El Rioja

Pablo Franco: «La vendimia comenzará la segunda quincena de agosto»

Por si la llegada de una pandemia no fuera suficiente, el astro ha tenido que hacer de las suyas para que esta sea una cosecha recordada. A escasos meses de comenzar la vendimia, el director general técnico del Consejo Regulador de la Denominación de Origen Calificada Rioja, Pablo Franco, avanza que este será un año de retos tanto para bodegas como para viticultores.

– ¿Se podría decir que es una de las crisis más complicadas para el sector?

– No sé si se puede hablar de crisis más complicada, pero lo que está claro es que este año está siendo extraordinario en todos sus aspectos. Extraordinario porque ha habido una crisis sanitaria y por lo que ha derivado esta situación en términos comerciales y de gestión. En definitiva, un montón de conflictos que genera este tipo de crisis, como los cambios en las tendencias de consumo, la dificultad a la hora de disponer de mano de obra suficiente o los problemas para le cultivo de a vid.

Por otro lado, la meteorología ha incidido con fuerza. La estación de Agoncillo registró, a mes de junio, un nivel de precipitaciones de 180 mm más que la media en esta zona. El resultado ha sido una brotación en viñedo explosiva, muy rápida, pero también un desarrollo virulento de enfermedades como el mildiu, que ha atacado fuertemente al racimo. Esta gestión constante del viñedo debilita y acaba teniendo una afectación productiva.

– En estos últimos meses de gestión a contrarreloj, ¿cuáles diría que han sido las decisiones más difíciles que ha tomado el Consejo Regulador desde el punto de vista técnico?

– Lo importante es hacer un control de la gestión de la producción. Para ello, el Consejo tomó la decisión de hacer un ajuste en los rendimientos de producción al 90 por ciento, pero lo que motivó dicha medida es la fijación de un rendimiento para el cual la DO estima que va a tener unas uvas de gran calidad y, a su vez, esa decisión va a favorecer el equilibrio en la región dada la situación comercial y productiva.
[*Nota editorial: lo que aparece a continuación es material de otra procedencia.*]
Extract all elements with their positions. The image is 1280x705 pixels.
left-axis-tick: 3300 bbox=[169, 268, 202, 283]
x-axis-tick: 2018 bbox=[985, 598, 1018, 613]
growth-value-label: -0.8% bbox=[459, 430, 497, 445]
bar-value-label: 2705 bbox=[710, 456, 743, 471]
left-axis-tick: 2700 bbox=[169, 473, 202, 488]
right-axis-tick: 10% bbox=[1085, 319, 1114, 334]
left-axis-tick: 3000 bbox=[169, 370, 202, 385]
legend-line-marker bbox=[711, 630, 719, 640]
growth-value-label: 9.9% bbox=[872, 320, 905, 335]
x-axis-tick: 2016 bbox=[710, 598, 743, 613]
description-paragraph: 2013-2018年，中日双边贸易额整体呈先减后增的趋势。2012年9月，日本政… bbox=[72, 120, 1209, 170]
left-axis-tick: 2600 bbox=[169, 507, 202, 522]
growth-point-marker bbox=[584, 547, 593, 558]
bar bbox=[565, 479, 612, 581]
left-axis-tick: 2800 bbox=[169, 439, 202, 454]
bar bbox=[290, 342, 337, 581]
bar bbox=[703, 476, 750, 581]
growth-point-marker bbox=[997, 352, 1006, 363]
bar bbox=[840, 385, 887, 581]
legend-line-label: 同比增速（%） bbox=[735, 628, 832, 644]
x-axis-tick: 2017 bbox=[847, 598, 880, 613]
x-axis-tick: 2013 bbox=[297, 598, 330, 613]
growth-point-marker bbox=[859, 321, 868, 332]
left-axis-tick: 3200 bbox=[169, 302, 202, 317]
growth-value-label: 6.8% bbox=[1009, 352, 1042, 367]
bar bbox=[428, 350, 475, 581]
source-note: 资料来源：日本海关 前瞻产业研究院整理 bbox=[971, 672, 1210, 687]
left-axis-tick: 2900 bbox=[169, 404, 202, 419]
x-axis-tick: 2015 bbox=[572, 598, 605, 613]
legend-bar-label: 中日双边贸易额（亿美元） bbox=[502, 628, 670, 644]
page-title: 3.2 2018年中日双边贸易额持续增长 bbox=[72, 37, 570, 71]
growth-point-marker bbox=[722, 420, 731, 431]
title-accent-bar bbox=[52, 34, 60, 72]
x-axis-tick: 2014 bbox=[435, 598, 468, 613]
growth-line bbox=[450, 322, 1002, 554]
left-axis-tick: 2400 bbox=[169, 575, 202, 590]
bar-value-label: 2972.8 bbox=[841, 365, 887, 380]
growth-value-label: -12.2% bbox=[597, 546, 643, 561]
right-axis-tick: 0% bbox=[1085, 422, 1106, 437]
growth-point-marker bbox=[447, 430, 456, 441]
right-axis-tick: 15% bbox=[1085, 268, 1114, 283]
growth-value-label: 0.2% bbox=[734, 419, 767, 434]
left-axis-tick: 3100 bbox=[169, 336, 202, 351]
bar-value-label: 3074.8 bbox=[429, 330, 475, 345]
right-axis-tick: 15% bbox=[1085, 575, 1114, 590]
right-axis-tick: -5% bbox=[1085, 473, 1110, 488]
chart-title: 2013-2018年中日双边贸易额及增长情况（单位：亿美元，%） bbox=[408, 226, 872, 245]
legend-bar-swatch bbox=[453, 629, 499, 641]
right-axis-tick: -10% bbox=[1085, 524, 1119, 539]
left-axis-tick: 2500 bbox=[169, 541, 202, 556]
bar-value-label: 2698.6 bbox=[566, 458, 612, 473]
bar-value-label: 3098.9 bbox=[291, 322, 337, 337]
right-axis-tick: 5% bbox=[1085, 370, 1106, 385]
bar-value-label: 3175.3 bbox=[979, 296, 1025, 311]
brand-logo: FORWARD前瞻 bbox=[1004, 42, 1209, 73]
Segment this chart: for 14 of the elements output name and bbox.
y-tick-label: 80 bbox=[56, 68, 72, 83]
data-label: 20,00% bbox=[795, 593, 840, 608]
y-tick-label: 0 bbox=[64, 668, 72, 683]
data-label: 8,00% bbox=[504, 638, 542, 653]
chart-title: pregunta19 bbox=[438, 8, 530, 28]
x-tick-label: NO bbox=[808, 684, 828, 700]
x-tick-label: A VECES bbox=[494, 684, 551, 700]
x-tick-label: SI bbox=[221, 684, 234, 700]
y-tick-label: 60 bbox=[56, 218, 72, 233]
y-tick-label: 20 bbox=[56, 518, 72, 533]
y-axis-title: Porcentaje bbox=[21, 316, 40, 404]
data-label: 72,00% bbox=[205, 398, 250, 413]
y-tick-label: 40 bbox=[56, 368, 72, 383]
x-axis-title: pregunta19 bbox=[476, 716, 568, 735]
Todo eso lo llevamos al campo, porque ahora lo complicado ha sido identificar aquellas zonas donde ha habido daños de mildiu y granizo para hacer los controles de expectativas de producción en las diferentes áreas. La clave es identificar en qué situación esta cada una de las zonas de Rioja.

– ¿Qué devenir le espera ahora a Rioja? ¿Cuáles son esas claves de la recuperación?

– Hay que destacar que este un año de retos tanto para las bodegas como para los viticultores, quienes constantemente se están enfrentando a nuevas situaciones e incidencias. Eso les obliga también a estar en una constante posición de innovar. Cada año el agricultor va a tener que cargar su mochila con sus armas para poder combatir nuevos desafíos.

Y en bodega pasa lo mismo, porque con el cierre del canal Horeca estas han tenido que desarrollar nuevas formas de venta y fortalecer su posicionamiento en los canales que estaban ya abiertos. Ahí creo que Rioja ha mostrado gran agilidad para conseguirlo, ha hecho sus deberes, ha luchado y se ha defendido ante los ataques.

– ¿Qué estimación en términos cualitativos y cuantitativos hace de cara a esta vendimia?

– Para empezar, esta vendimia va a ser madrugadora ya que, según los índices, se espera que se adelante un par de semanas en todo el ciclo, por lo que daría comienzo a partir de la segunda quincena de agosto con los primeros tempranillos blancos en Rioja Oriental. Pero el viticultor ha de seguir vigilante porque, mientras el mildiu va perdiendo intensidad por la llegada del envero, hay que prestar más atención al oídio, la polilla y la botrytis.

Estamos en la recta final, en la maduración, momento calve para los procesos que se cuecen dentro de la uva para conseguir esa baya de gran calidad que esperamos. Productivamente, es una campaña muy diferente a la anterior porque el cultivo fue mucho más dócil. En cuanto a la calidad, todavía no se ha realizado el primer muestreo oficial, fijado en torno al 17 de agosto, para conocer los parámetros fisicoquímicos de la cosecha, aunque hay viñedos extraordinariamente bien.